On a map, a hospital is located at (-42,7). A wreck occurs at (13,-14). How far must the Air Care helicopter fly to reach the wreck from the hospital. (Each unit on the map equals one mile.)

Answer 1

The helicopter must cover a straight line distance of approximately 61.270 miles from the hospital to the wreck site.

Explanation:

Let suppose that Air Care helicopter travels in straight line from the hospital to the wreck site, we can determine that distance (
`d`), measured in miles, by using the following Pythagorean identity from Analytical Geometry:

`d = \sqrt{(x_(W)-x_(H))^(2)+(y_(W)-y_(H))^(2)}`

Where:

`x_(W)`,
`y_(W)` - Location of the wreck site, measured in miles.

`x_(H)`,
`y_(H)` - Location of the hospital, measured in miles.

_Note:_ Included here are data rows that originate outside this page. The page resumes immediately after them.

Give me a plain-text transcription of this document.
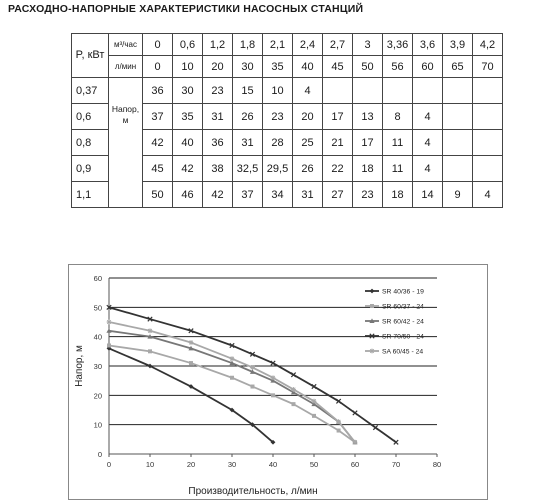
РАСХОДНО-НАПОРНЫЕ ХАРАКТЕРИСТИКИ НАСОСНЫХ СТАНЦИЙ
P, кВт	м³/час	0	0,6	1,2	1,8	2,1	2,4	2,7	3	3,36	3,6	3,9	4,2
	л/мин	0	10	20	30	35	40	45	50	56	60	65	70
0,37	Напор, м	36	30	23	15	10	4						
0,6		37	35	31	26	23	20	17	13	8	4		
0,8		42	40	36	31	28	25	21	17	11	4		
0,9		45	42	38	32,5	29,5	26	22	18	11	4		
1,1		50	46	42	37	34	31	27	23	18	14	9	4
0
10
20
30
40
50
60
0	10	20	30	40	50	60	70	80
Производительность, л/мин
Напор, м
SR 40/36 - 19
SR 60/37 - 24
SR 60/42 - 24
SR 70/50 - 24
SA 60/45 - 24
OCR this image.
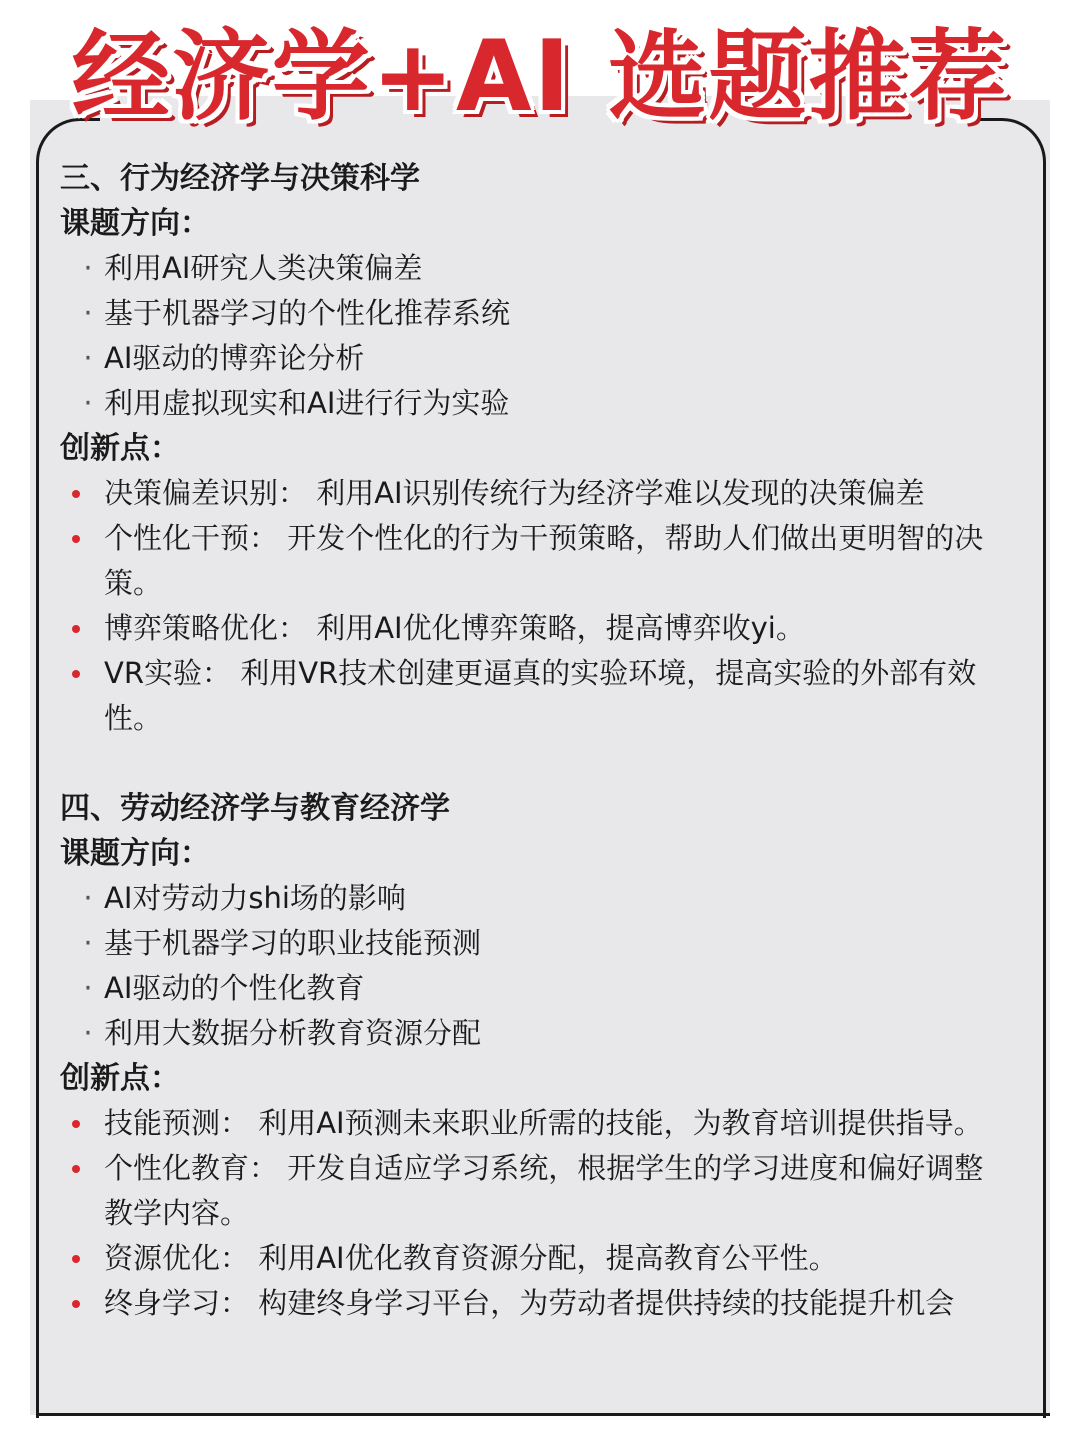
经济学+AI 选题推荐

三、行为经济学与决策科学

课题方向：

· 利用AI研究人类决策偏差

· 基于机器学习的个性化推荐系统

· AI驱动的博弈论分析

· 利用虚拟现实和AI进行行为实验

创新点：

决策偏差识别： 利用AI识别传统行为经济学难以发现的决策偏差

个性化干预： 开发个性化的行为干预策略，帮助人们做出更明智的决策。

博弈策略优化： 利用AI优化博弈策略，提高博弈收yi。

VR实验： 利用VR技术创建更逼真的实验环境，提高实验的外部有效性。

四、劳动经济学与教育经济学

课题方向：

· AI对劳动力shi场的影响

· 基于机器学习的职业技能预测

· AI驱动的个性化教育

· 利用大数据分析教育资源分配

创新点：

技能预测： 利用AI预测未来职业所需的技能，为教育培训提供指导。

个性化教育： 开发自适应学习系统，根据学生的学习进度和偏好调整教学内容。

资源优化： 利用AI优化教育资源分配，提高教育公平性。

终身学习： 构建终身学习平台，为劳动者提供持续的技能提升机会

If the location of the wreck site and the hospital are
`(13, -14)` and
`(-42, 7)`, respectively. The distance that helicopter must cover is:

`d = \sqrt{[13-(-42)]^(2)+[(-14)-13]^(2)}`

`d \approx 61.270\,mi`

The helicopter must cover a straight line distance of approximately 61.270 miles from the hospital to the wreck site.